We all know this story, some of us more explicitly than others: The lady receives from her gentleman an anticipated gift but, opening the package, discovers that the dress inside is not the one she wanted; she asked for red in one style, and this specimen is white in another. The apparel box is upended, the dress falls to the floor and during the uneven fusillade that comes next no plea from the defense will convince the room of a new dress when heretofore there was none to claim; or that the article provided is fancier and actually cost a little more than the article desired. No: red or nothing, and the failure is a serious one of communication, judgment, respect and consideration, and just what were you thinking?
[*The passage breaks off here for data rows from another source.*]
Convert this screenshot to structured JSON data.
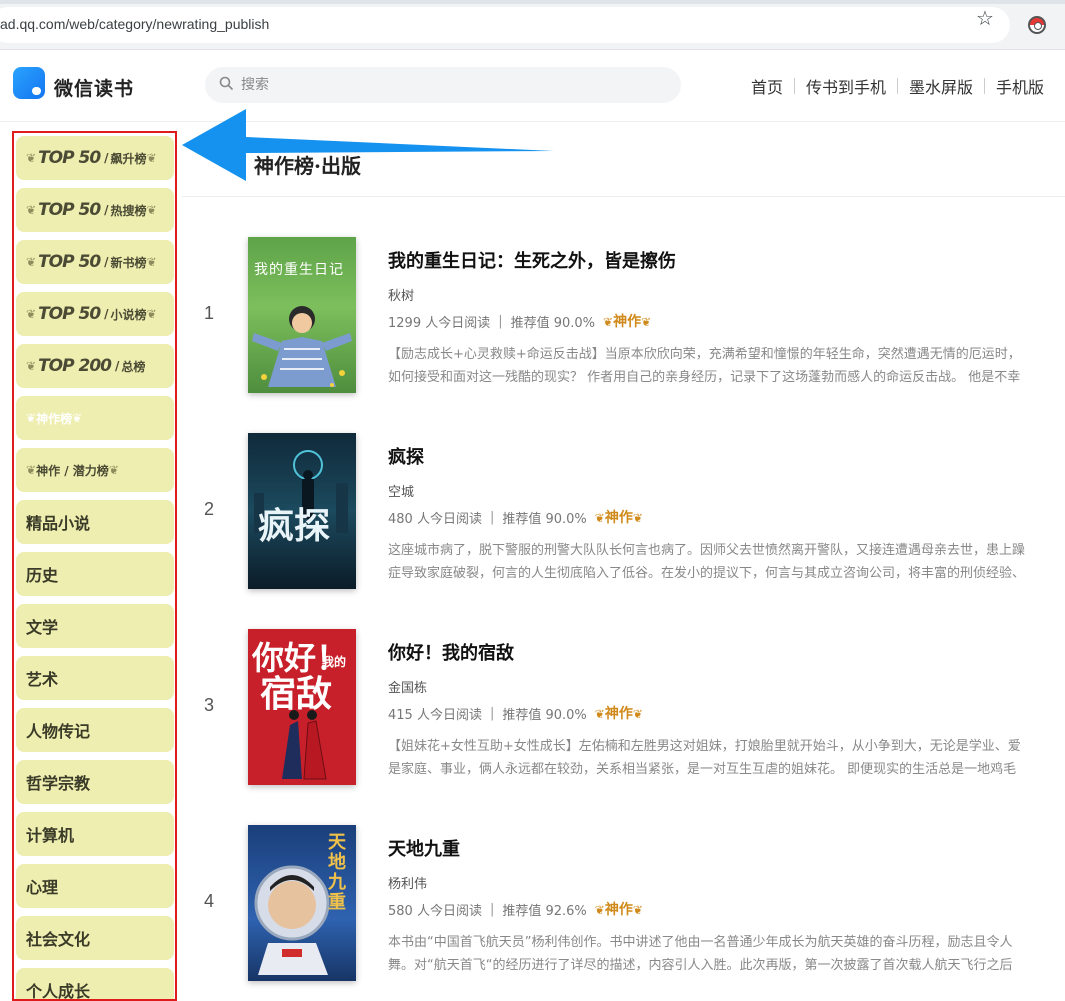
{
  "browser": {
    "url": "ad.qq.com/web/category/newrating_publish"
  },
  "header": {
    "logo_text": "微信读书",
    "search_placeholder": "搜索",
    "nav": [
      "首页",
      "传书到手机",
      "墨水屏版",
      "手机版"
    ]
  },
  "sidebar": {
    "top_items": [
      {
        "num": "TOP 50",
        "name": "飙升榜"
      },
      {
        "num": "TOP 50",
        "name": "热搜榜"
      },
      {
        "num": "TOP 50",
        "name": "新书榜"
      },
      {
        "num": "TOP 50",
        "name": "小说榜"
      },
      {
        "num": "TOP 200",
        "name": "总榜"
      }
    ],
    "shen_items": [
      {
        "label": "神作榜"
      },
      {
        "label": "神作 / 潜力榜"
      }
    ],
    "categories": [
      "精品小说",
      "历史",
      "文学",
      "艺术",
      "人物传记",
      "哲学宗教",
      "计算机",
      "心理",
      "社会文化",
      "个人成长"
    ]
  },
  "main": {
    "page_title": "神作榜·出版",
    "books": [
      {
        "rank": "1",
        "title": "我的重生日记：生死之外，皆是擦伤",
        "author": "秋树",
        "reads": "1299 人今日阅读",
        "rating": "推荐值 90.0%",
        "tag": "神作",
        "desc1": "【励志成长+心灵救赎+命运反击战】当原本欣欣向荣，充满希望和憧憬的年轻生命，突然遭遇无情的厄运时，",
        "desc2": "如何接受和面对这一残酷的现实？ 作者用自己的亲身经历，记录下了这场蓬勃而感人的命运反击战。 他是不幸"
      },
      {
        "rank": "2",
        "title": "疯探",
        "author": "空城",
        "reads": "480 人今日阅读",
        "rating": "推荐值 90.0%",
        "tag": "神作",
        "desc1": "这座城市病了，脱下警服的刑警大队队长何言也病了。因师父去世愤然离开警队，又接连遭遇母亲去世，患上躁",
        "desc2": "症导致家庭破裂，何言的人生彻底陷入了低谷。在发小的提议下，何言与其成立咨询公司，将丰富的刑侦经验、"
      },
      {
        "rank": "3",
        "title": "你好！我的宿敌",
        "author": "金国栋",
        "reads": "415 人今日阅读",
        "rating": "推荐值 90.0%",
        "tag": "神作",
        "desc1": "【姐妹花+女性互助+女性成长】左佑楠和左胜男这对姐妹，打娘胎里就开始斗，从小争到大，无论是学业、爱",
        "desc2": "是家庭、事业，俩人永远都在较劲，关系相当紧张，是一对互生互虐的姐妹花。 即便现实的生活总是一地鸡毛"
      },
      {
        "rank": "4",
        "title": "天地九重",
        "author": "杨利伟",
        "reads": "580 人今日阅读",
        "rating": "推荐值 92.6%",
        "tag": "神作",
        "desc1": "本书由“中国首飞航天员”杨利伟创作。书中讲述了他由一名普通少年成长为航天英雄的奋斗历程，励志且令人",
        "desc2": "舞。对“航天首飞“的经历进行了详尽的描述，内容引人入胜。此次再版，第一次披露了首次载人航天飞行之后"
      }
    ]
  },
  "covers": {
    "c1_text": "我的重生日记",
    "c2_text": "疯探",
    "c3_text1": "你好！",
    "c3_text2": "宿敌",
    "c3_small": "我的",
    "c4_text": "天地九重"
  }
}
American faith in the government and national character of Japan has won Tokyo a chance for a permanent United Nations Security Council seat at Washington's side. Acting Ambassador to the United Nations Anne Patterson identified the qualifications for the "two or so" positions the United States was willing to open, and Japan met all of them. Early on the Bush White House noticed the prospects of America's economic second ready to embrace the military obligations of democratic sovereignty it had been denied at the end of the Second World War, spared during the Cold War; and which the Japanese themselves politely declined when called to expel Saddam Hussein from Kuwait, submitting to the Western nations the pacifist constitution General Douglas MacArthur presented to Tokyo in the second year of Allied Occupation.
Japanese Prime Minister Junichiro Koizumi and his majority Liberal Democratic Party have led their country towards a reckoning with foreign policy that is more tradition than reason; Koizumi has followed most of the United States' advice, principally suggestions that only a militarily confident and efficacious country belongs on the Security Council, made last year by President Bush's former Secretary and Deputy Secretary of State. Japan's foreign interests and strategic objectives have closely aligned with Washington's, startlingly close to mutual allies who are still at arm's length; cooperation includes missile defense partnerships, negotiation with belligerents and modest yet sincere deployments to prominent theaters. The Diet will debate constitutional amendments, now with committee reports cautiously endorsing the recognition of Japan's possesion of and right to armed forces; doing so under the most supportive postwar Japanese public.
What of the coveted Security Council seat? Tokyo was incensed when it heard the news.
Political editor for the rightist Yomiuri Shimbun Takashi Oda bitterly saluted "the day Japan's proposal for United Nations reform was dealt a fatal blow by the U.S. government" shortly after a panicky bureau story declared the Council bid "in jeopardy." Foreign Minister Nobutaka Machimura called the decision "unexpected" and another official derided the invitation as "an embarrassment." All this for a categorical nomination from the United Nations' underwriter? Just so, as Japan was instead hoping to join the club with its own clique — the "Group of Four," or "G-4," a compact with Council hopefuls Brazil, India and Germany. The quartet offered a draft resolution alternative to America's public intent: ten new Council seats, six of them permanent, four of the six to G-4 and the remainder to Africa. Meeting criticism, G-4 members debated softening draft language — expanding on the same scale but delaying the veto rights of new Council seats. Countries in the General Assembly were naturally supportive of diluting the Security Council's power but six permanent seats were not a part of a Washington offer.
In May, Machimura expressed not only Tokyo's preference for Council entry as part of the Group of Four but a curious uncertainty about acceptance if singly nominated. Tokyo has taken Washington's objective announcement as more eradicative than China askance. Oda tells us why: it is believed that G-4 failure will "most likely drive a wedge" between each of the democracies which Tokyo has, for the first time, courted by itself. Japan has taken quickly to the regional and intercontinental partnerships prerequisite to a superpower: India, Germany and Brazil are each attractive markets for trade and investment; should Japan's constitution provide a legal basis for collective defense the trio, especially India, would make for helpful allies. Japan's choice of friends, unfortunately, includes three countries whose governments opposed the liberation of Iraq. With joint statements and photo-op gestures of solidarity, Japan's lone induction will be a kind of embarrassment. But India, Germany and Brazil have experienced one of their own, without sponsorship to enter a troubled institution in a troubled world body whose seventeen-resolution surrender to Saddam Hussein they applauded.
Exclusivity carries the most value for those who haven't got it. The Group of Four's Security Council is a place of prestige and good standing; the United States' Council is a dysfunctional anachronism. Foremost on President Bush's mind is reform: in sixty years the United Nations has made quite a mockery of the rule of law, human dignity and self-determination. Morally, it is the dictator's last refuge for legitimacy and in the disgrace of the Oil-for-Food program, a monument to the corruption of oligarchy. With reforms proposed by the White House enabling democracies to work independently of the United Nations bureaucracy and its worst clients, Washington intends to keep allies close. The Security Council, then, would be a temporary arrangement, Japan rewarded for its merits alone.
When the gall over its first painful diplomatic letdown subsides, Tokyo should understand. The vignette about sparring lovers has an epilogue. One week later, the dress can be found carefully hung in the lady's closet.